Wer mich kennt, der weiß, dass ich es gern einfach mag. Wir verkomplizieren die einfachsten Dinge und sind gradezu meisterhaft darin uns das Leben selbst schwer zu machen.

Aus diesem Grund entwickelte sich irgendwann im laufe der Zeit eine Art Abneigung gegen alles was unnötig kompliziert, unangemessen aufwändig oder gar aus der Faulheit heraus aufgebläht wird.

Eine dieser Dinge sind CMS (Content Management Systeme). Wir alle nutzen sie in der ein oder anderen Art und Weise und tragen somit zum Ausbau des Internet, Intranet oder ähnlichem bei. Eine ordentliche Datenhaltung ist an dieser Stelle schon die Vorstufe zum schwarzen Gürtel. Aus diesem Grund legen wir die Verwaltung und Haltung von Daten gern in die Hände von Systemen. Soweit auch alles ok.

Wenn ich mir die technische Komplexität vieler Webvisitenkarten oder etwas aufwändigerer Präsenzen anschaue wird mir ein wenig bange. Datenbanken, Skriptsprachen, Erweiterungen und dergleichen prägen die Serverlandschaften und verschwenden unfassbar viel Energie, Speicherplatz und so weiter. Für den Kunden so lange uninteressant wie er nicht upgraden oder warten muss. An dieser Stelle wird  es oft teuer, weil ein Techniker ran muss der glaubt die Dinge zu beherrschen. Wofür das alles? Für 10-20 Seiten die nur dazu dienen sich zu präsentieren? Aus meiner Sicht unverhältnismäßig.

An dieser Stelle nutze ich gern kleine Systeme, mit so wenig Abhängigkeiten wie möglich. Natürlich darf es bequem sein und ich sage nicht, dass jeder seine Seiten wieder von Hand schreiben soll.

Get-Simple als vollwertiges, erweiterbares, einfach zu erlernendes/zu vermittelndes CMS ist für mich oft die Wahl. Es speichert seine Daten in XML Dateien ab, ist auf einfache Art und Weise erweiterbar, benötigt minimale Anforderungen an neues Skriptsprachen und ist somit auf lange sicht sehr gut wartbar und weniger anfällig für Serverseite Veränderungen.
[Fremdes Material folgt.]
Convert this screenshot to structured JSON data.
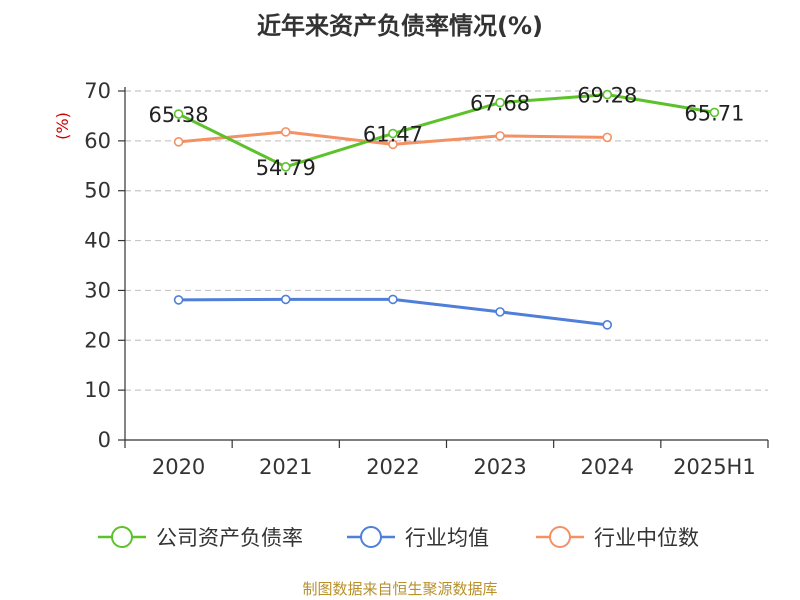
{
  "chart_data": {
    "type": "line",
    "title": "近年来资产负债率情况(%)",
    "ylabel": "(%)",
    "ylim": [
      0,
      70
    ],
    "yticks": [
      0,
      10,
      20,
      30,
      40,
      50,
      60,
      70
    ],
    "categories": [
      "2020",
      "2021",
      "2022",
      "2023",
      "2024",
      "2025H1"
    ],
    "grid": true,
    "legend_position": "bottom",
    "series": [
      {
        "name": "公司资产负债率",
        "color": "#5cc22b",
        "values": [
          65.38,
          54.79,
          61.47,
          67.68,
          69.28,
          65.71
        ],
        "labels": [
          "65.38",
          "54.79",
          "61.47",
          "67.68",
          "69.28",
          "65.71"
        ]
      },
      {
        "name": "行业均值",
        "color": "#4f7fd8",
        "values": [
          28.1,
          28.2,
          28.2,
          25.7,
          23.1,
          null
        ]
      },
      {
        "name": "行业中位数",
        "color": "#f39164",
        "values": [
          59.8,
          61.8,
          59.3,
          61.0,
          60.7,
          null
        ]
      }
    ]
  },
  "footer": {
    "source": "制图数据来自恒生聚源数据库"
  }
}
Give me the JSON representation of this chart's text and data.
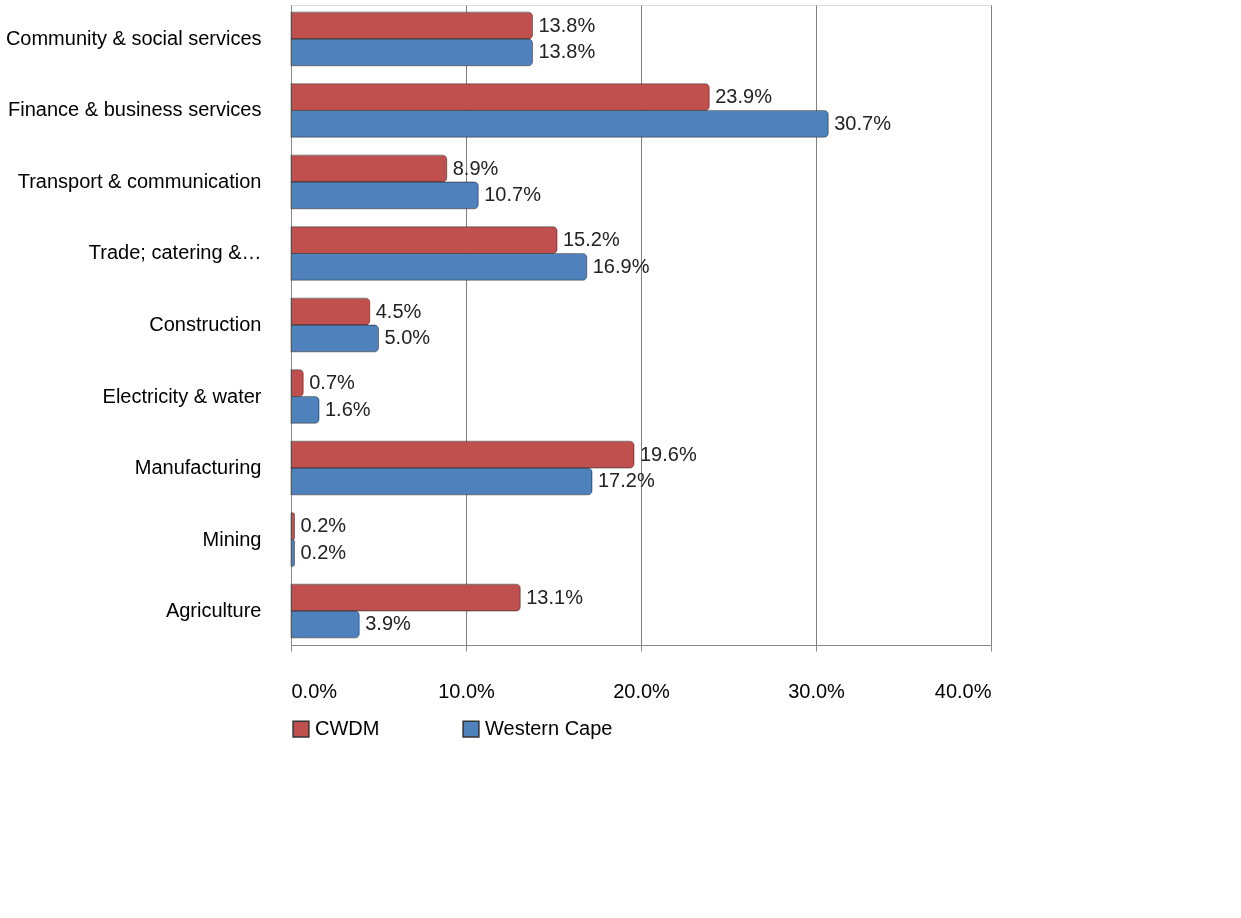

Zudem kann ich per Skript die komplette Präsenz eines Kunden herunterladen und so direkt lauffähige Backups seiner Webseite bereithalten.

Dem Anschließen möchte ich seit neuestem noch das NibbleBlog-System. Ähnlich aufbaut, mit ein wenig mehr optischem Schnick-Schnack ist es ein leistungsfähiges, schnelles und vor allem zeitgemäßes Blogsystem.